Serge Latouche, Le Pari de la décroissance

On se retrouve pour un troisième article de notre série de L’Empreinte des mots intitulée : “Décroissance : de la récession à une sobriété soutenable et souhaitable”. Après avoir analysé la décroissance sous l’angle de la prospérité avec le rapport de Tim Jackson, on va notamment s’intéresser aux questions démographiques et politiques avec l’ouvrage de Serge Latouche, Le pari de la décroissance. A partir d’un même point de départ, nous allons donc explorer de nouvelles perspectives de la décroissance. Bonne lecture !

Le pari de la décroissance, Serge Latouche | Fayard | Le pari ...

Malgré le titre de son ouvrage, Serge Latouche explique d’emblée préférer le terme d’« acroissance » à celui de « décroissance ». En effet, il s’agit moins de promouvoir une croissance négative que d’un projet politique de rupture avec l’objectif de croissance. Il explique : « C’est d’ailleurs très précisément de l’abandon d’une foi ou d’une religion qu’il s’agit : celle de l’économie, de la croissance, du progrès et du développement ». Cette phrase montre bien que si Bruno Lemaire parle « d’idéologie de la décroissance » [1], on peut tout aussi bien parler d’idéologie de la croissance. Ce que ses détracteurs tentent donc de faire passer pour une croyance sans fondement ni validité empirique, est simplement une alternative à un modèle économique qui a montré ses limites en ignorant celles de la planète.

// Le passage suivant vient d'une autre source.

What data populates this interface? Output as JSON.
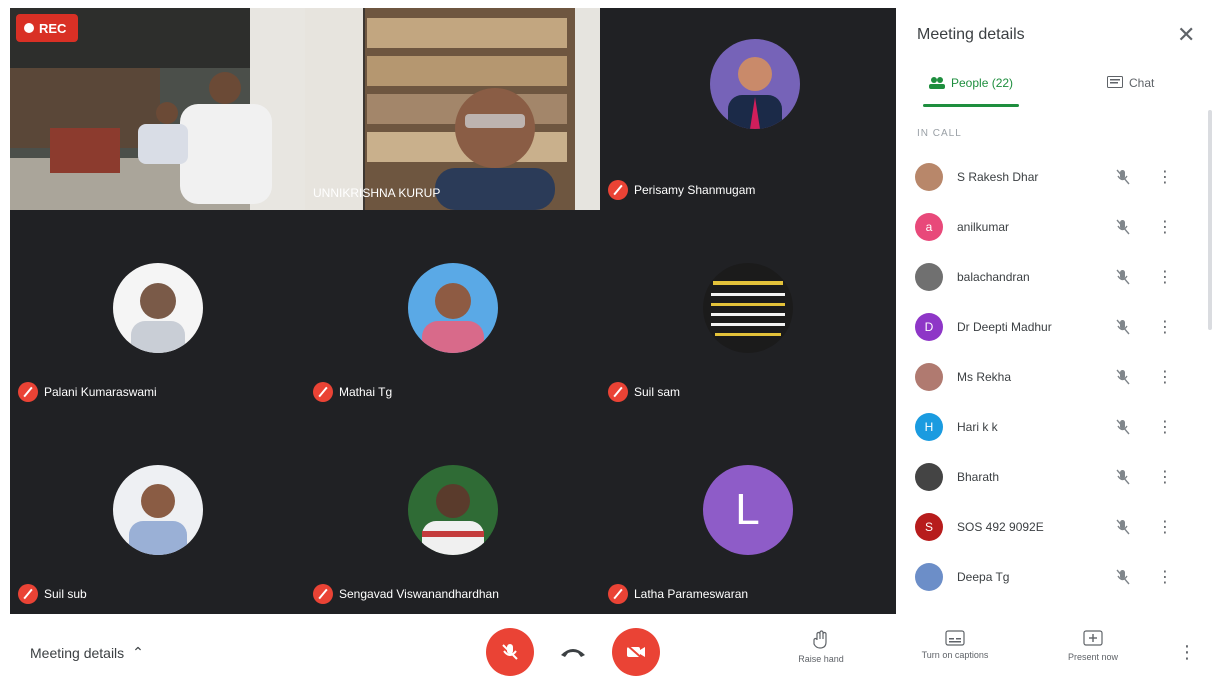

L’une des particularités de cet essai par rapport aux autres ouvrages étudiés dans cette série de quatre articles sur la décroissance réside dans la volonté de tenter de répondre à la question de la pertinence d’une décroissance démographique. Faut-il en revenir à une taille de la population mondiale compatible avec les limites planétaires ? C’est cette même question que Mansholt posait déjà cinquante ans plus tôt dans sa lettre au Président de la Commission européenne (cf l’introduction de notre série d’articles sur la décroissance). Ce débat est souvent évité car il touche aux croyances religieuses et aux opinions personnelles. La décroissance démographique a notamment été soutenue par René Dumont [2] et Nicholas Georgescu-Roegen [3], en accord avec des théories qualifiées de « malthusiennes » (en opposition aux théories « cornucopiennes », convaincues de la pérennité d’un régime d’abondance). Comme le rappelle Latouche, le terme est cependant inadéquat car Malthus décrivait la situation de l’Angleterre de la fin du XVIIIe [4] dans laquelle les paysans étaient devenus artificiellement surnuméraires du fait d’une expropriation massive. Or la question démographique ne devrait pas être envisagée seulement sous un angle quantitatif : le débat ne porte pas tant sur le nombre d’êtres humains que sur le niveau de vie et d’émissions soutenable des habitants de notre planète. 

Deuxième débat : le Sud et la décroissance. Cette question est réellement prise en charge dans cet ouvrage, contrairement aux autres de mes lectures où elle n’est souvent qu’évoquée. Selon Latouche, il serait possible de faire autrement et d’éviter les obstacles qui freinent le développement en misant d’emblée sur le cercle vertueux des « 8R » (cf ci-dessous) et en mettant un terme à la dépendance éco vis-à-vis du Nord.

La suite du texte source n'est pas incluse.